Sri Lanka’s central bank on Thursday said a U.S. asset manager bought more than $875 million in treasury bonds this week, the island nation’s first big foreign investment since the end of a 25-year war in May.

With the investment, Sri Lanka’s foreign exchange reserves have grown by more than a third to over $3 billion.

Currency traders said the influx put upward pressure on the rupee LKR=, but the central bank said it would absorb all inflows via government securities to keep it from rising from its present rate of 114.80 and hurting exporters.

"These investments are for long-term treasury bonds of four years and six years. So there won’t be any calamity of rapid withdrawal of funds," said K.D. Ranasinghe, director at the central bank’s economic research department.
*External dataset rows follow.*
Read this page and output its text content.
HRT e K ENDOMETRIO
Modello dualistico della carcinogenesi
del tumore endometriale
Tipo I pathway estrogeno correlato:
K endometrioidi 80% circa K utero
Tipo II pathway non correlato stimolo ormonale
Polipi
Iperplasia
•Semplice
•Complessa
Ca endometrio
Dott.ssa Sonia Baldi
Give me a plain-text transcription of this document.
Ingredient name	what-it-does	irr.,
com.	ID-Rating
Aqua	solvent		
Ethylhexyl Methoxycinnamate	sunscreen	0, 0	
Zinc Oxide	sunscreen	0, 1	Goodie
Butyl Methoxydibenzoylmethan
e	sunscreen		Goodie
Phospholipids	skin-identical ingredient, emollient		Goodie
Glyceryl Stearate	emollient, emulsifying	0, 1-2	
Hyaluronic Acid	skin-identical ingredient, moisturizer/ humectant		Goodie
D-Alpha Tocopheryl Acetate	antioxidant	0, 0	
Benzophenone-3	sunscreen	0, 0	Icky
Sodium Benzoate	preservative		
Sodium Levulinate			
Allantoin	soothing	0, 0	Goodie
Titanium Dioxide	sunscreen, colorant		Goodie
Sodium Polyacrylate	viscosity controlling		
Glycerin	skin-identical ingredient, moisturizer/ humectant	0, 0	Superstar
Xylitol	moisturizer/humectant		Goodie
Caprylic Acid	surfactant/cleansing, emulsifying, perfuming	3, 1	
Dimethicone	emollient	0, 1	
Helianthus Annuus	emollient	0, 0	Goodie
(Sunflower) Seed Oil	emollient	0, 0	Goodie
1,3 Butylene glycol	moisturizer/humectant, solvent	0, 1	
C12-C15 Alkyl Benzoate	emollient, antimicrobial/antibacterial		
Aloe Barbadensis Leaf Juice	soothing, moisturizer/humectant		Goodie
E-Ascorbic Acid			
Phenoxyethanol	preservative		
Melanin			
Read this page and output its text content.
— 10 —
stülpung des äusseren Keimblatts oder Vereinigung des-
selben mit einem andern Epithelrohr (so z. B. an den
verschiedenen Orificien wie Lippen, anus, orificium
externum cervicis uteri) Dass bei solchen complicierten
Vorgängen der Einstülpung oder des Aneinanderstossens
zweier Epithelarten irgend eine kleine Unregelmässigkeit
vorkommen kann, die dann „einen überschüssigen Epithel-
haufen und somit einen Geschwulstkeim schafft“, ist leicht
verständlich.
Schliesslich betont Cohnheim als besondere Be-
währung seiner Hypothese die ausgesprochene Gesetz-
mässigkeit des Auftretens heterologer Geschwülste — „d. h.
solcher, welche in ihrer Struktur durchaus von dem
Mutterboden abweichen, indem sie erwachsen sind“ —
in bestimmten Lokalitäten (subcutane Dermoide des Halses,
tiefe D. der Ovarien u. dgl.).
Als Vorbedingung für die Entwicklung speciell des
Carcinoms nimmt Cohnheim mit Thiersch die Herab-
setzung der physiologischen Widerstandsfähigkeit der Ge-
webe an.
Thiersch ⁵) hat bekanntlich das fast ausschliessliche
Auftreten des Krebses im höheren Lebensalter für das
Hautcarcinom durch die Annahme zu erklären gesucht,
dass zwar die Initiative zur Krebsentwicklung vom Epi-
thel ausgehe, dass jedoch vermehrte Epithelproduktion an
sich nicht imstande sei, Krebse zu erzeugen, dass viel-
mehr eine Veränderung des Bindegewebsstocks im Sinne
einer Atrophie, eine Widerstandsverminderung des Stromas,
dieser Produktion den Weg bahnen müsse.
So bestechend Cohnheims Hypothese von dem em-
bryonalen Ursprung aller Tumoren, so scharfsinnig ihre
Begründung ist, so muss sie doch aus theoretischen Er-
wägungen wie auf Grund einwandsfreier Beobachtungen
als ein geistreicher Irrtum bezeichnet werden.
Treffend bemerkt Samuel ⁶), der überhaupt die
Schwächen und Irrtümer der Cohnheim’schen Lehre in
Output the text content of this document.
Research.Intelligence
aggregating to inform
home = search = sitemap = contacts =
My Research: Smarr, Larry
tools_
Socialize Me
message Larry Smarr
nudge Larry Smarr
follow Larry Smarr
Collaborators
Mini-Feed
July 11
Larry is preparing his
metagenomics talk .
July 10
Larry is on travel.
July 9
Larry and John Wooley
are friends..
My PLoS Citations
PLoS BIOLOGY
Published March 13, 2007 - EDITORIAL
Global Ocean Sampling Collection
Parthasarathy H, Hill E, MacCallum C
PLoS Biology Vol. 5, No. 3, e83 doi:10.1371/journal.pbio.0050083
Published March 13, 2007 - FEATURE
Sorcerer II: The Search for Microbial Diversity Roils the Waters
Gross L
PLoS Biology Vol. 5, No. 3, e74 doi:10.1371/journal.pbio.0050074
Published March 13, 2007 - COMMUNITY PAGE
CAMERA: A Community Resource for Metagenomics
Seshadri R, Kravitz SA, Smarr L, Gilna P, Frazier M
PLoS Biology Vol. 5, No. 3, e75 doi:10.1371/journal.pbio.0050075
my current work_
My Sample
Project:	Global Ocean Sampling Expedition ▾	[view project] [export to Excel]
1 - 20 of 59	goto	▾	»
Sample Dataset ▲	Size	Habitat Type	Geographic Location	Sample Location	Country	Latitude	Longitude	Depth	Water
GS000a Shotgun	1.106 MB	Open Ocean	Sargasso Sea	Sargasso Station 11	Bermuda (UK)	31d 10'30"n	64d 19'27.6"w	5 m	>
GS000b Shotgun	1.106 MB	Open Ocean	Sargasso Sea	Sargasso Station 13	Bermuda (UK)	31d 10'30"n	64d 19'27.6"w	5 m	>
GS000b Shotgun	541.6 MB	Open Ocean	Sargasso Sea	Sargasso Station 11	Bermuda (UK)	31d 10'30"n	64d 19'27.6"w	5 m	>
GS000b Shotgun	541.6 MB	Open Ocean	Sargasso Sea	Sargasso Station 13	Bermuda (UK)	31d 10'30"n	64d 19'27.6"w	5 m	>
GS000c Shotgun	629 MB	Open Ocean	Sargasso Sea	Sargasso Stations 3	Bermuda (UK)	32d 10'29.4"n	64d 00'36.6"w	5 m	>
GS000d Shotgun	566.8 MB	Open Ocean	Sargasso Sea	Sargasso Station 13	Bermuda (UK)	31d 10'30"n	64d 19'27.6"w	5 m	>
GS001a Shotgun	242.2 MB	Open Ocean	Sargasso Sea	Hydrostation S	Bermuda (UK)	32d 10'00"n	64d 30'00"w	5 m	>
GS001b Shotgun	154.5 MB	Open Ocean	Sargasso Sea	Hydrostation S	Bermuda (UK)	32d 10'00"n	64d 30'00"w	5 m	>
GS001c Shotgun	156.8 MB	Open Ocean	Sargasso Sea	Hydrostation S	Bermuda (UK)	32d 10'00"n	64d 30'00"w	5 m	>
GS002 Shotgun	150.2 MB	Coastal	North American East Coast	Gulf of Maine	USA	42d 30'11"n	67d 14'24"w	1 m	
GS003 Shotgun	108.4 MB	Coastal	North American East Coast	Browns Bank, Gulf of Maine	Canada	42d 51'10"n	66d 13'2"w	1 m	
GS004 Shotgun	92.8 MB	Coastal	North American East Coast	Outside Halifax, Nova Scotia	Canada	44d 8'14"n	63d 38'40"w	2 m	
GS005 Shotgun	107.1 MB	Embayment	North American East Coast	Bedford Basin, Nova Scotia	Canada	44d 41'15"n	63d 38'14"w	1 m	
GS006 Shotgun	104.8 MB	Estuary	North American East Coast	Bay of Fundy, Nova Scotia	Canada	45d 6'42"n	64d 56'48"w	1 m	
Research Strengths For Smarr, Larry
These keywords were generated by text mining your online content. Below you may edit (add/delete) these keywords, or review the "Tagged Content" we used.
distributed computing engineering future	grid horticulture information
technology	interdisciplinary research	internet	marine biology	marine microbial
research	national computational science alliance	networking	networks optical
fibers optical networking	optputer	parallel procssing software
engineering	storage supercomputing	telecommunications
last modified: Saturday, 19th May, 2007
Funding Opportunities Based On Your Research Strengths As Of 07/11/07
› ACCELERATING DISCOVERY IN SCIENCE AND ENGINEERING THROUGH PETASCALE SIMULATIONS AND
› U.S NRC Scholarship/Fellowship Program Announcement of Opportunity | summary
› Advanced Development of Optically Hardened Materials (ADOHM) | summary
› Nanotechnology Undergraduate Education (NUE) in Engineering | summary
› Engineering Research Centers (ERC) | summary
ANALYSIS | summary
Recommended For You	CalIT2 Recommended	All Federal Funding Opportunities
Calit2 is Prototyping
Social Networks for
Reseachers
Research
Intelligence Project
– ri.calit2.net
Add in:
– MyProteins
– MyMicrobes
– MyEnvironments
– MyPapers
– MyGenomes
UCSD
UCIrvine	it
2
Ranasinghe declined to identify the buyer.

The four-year T-bond LK4YT=RR was trading near 12.90 percent with an 8.5 percent coupon, while the six-year T-bond was trading at 13 percent with an 11.75 percent coupon, traders said.

Central Bank Governor Ajith Nivard said the deal was the fruit of a series of presentations the central bank made for asset managers in July, with the help of JPMorgan and HSBC.

"Our strategy to access global investors direct and convey the Sri Lankan credit story is paying off very well," Central Bank Governor Ajith Nivard Cabraal told Reuters.

Sri Lanka limits foreign holdings in outstanding government securities to 10 percent, equal to $1.8 billion as of Friday.

"Now foreigners have invested around $1 billion and we have a significant space," Ranasinghe said.

Assistant Governor Nandalal Weerasinghe said the central bank would prevent appreciation pressure by buying up all dollars with government securities since investors always have the option of exiting by selling their holdings in the secondary market.

Sri Lanka faced a balance-of-payments crisis after the global financial crisis prompted foreign investors to cash out $600 million in government securities in the last four months of 2008.

That and the central bank’s defence of the rupee against depreciation cost it half its forex reserves, which prompted the central bank to seek a $2.6 billion International Monetary Fund loan that was sealed in July.

The IMF loan’s terms limit Sri Lanka to accessing no more than $500 million in new external borrowings this year, but the sale of the existing securities does not violate that condition.